Природа христианского послушания весьма сложна. Она была частично рассмотрена святыми Отцами (читатель может познакомитсья с ней в Добротолюбии, например). Кроме того, небольшой тезис о послушании в семинарии помещен в очерке «Осторожно, двери закрываются», поэтому здесь мы не будем перегружать повествание философскими изысканиями на данную тему.
Если требовалось «сходить на послушание» в столь поздний час, да к тому же помощник искал людей во святая святых – общежитии четвертых курсов, - сие не предвещало ничего хорошего, а скорее означало нечто экстраординарное по своей тяжести.
- А какое послушание? – вопросил отрок.
- Пришла машина с мукой. Понимаете, да не одна, а с прицепом. Там многие ребята уже трудятся, но все равно не хватает людей. Это же в ваших интересах. Чем больше студентов соберется, тем быстрее они разгрузят продовольствие, которое кстати будет употреблено вами самими в пищу.
Слыша эту логическую вилку и осознавая, что шансов избежать работы практически нет, Алексий мысленно сдался, но последний лучик надежды блеснул в его голове:
- А давно машина пришла?
- Час назад.
«Лучик» пропал. Ибо в течение часа процесс разгрузки обычно лишь начинался.
- Ладно, записывайте, я пойду за рабочей одеждой, - еще раз сморкнувшиь в себя, Леша удалился.
- Так, Сергей, добрый вечер. Вы дежурный? – вкрадчивый голос Соколова заставил бедного Сережу задуматься, он ли действительно присутствовал на вахте или нет, чтобы избежать обмана.
- Да, я, Михал Николаевич.
- Тогда объясните мне, что, здесь происходит.

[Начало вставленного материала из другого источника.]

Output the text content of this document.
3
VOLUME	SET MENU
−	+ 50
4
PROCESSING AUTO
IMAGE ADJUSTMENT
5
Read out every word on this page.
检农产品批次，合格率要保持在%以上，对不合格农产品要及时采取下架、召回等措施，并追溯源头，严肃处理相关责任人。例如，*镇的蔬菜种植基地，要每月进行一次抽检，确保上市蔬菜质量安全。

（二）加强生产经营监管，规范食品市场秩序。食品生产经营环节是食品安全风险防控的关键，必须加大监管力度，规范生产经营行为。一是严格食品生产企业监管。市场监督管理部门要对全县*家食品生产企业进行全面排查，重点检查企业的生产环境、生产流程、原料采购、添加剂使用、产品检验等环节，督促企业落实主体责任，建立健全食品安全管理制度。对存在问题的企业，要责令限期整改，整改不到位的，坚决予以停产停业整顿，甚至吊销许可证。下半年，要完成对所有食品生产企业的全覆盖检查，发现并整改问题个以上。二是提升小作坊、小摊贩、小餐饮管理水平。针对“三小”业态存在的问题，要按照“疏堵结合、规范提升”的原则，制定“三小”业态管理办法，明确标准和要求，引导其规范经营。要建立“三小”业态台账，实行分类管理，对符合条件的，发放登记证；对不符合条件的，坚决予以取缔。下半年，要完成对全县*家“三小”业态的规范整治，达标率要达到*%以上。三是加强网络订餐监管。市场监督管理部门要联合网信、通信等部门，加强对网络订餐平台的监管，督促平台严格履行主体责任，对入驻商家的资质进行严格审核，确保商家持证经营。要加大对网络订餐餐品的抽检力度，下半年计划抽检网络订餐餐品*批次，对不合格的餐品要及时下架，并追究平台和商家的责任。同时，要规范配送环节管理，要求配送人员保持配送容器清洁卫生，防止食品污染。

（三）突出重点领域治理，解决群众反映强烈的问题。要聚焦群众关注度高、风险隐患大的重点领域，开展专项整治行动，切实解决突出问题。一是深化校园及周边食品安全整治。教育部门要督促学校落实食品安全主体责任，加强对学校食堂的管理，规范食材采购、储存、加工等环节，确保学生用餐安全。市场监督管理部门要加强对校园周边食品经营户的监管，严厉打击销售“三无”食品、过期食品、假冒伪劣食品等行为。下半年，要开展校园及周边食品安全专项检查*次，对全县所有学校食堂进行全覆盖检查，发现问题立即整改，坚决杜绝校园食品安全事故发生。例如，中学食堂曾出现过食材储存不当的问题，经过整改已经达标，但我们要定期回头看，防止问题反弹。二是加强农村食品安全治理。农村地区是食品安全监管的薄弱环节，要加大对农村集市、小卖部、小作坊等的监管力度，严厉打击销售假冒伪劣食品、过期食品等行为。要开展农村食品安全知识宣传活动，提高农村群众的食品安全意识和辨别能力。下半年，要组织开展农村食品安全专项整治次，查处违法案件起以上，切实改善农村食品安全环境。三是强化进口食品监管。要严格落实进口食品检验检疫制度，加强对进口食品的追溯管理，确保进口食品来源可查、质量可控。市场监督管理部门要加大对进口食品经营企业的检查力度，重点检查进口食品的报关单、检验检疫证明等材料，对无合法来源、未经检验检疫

Почему Вы закричали? Куда все разбежались? Кто здесь находился? Да, и самое главное, кто Вам сейчас звонил?
Расследование началось.
В подобной ситуации даже если семинарист желал объяснться, а тем более «отмазать» (покрыть вину) своих товарищей, единственная фраза рефлекторно вырывалась у него из уст: «Да я не знаю, если честно. Вот сидели, играли с Алексеем. Я даже и не видел, кто еще наблюдал за партией»
- А почему Вы вдруг закричали?
- Кто, я?! – выражение лица вопрошаемого заставило Пушкина засомневаться, – Я не кричал.
- Нет, это были Вы.
- Я?! Ну может быть я просто что-то громко произнес. Что-то вырвалось из уст моих во время столь напряженной баталии. (Сереже была свойственна ирония).
- Да, но Вы закричали, после чего все разбежались. Как это понимать?
Было ясно, что Пушкин о многом догадался. Масса улик собралась в его голове. Теперь оставалось воплотить их в логическую цепочку. Это было самым сложным звеном в расследовании.
- Может быть, они испугались того, что я так громко выразил свои чувства? – Серей продолжал «плетение словес».
- Нет. То, что Вы выкрикнули, было связано со мной, я знаю это точно.
- Да нет, ни в коем случае. Я и не думал, что Вы здесь. С чего Вы взяли?
Пушкину не хотелось произносить вслух собственную кличку для того, чтобы доказать ложность оправданий. Признав вину Сергея про себя, он повел допрос в другом направлении:
- Хорошо, если Вы не хотите сознаться, что это Вы кричали, Вы должны сказать мне, кто Вам сейчас звонил.
- Я не знаю, кто звонил. Сказали, что ошиблись номером, - Биря отказывался признавать явное поражение.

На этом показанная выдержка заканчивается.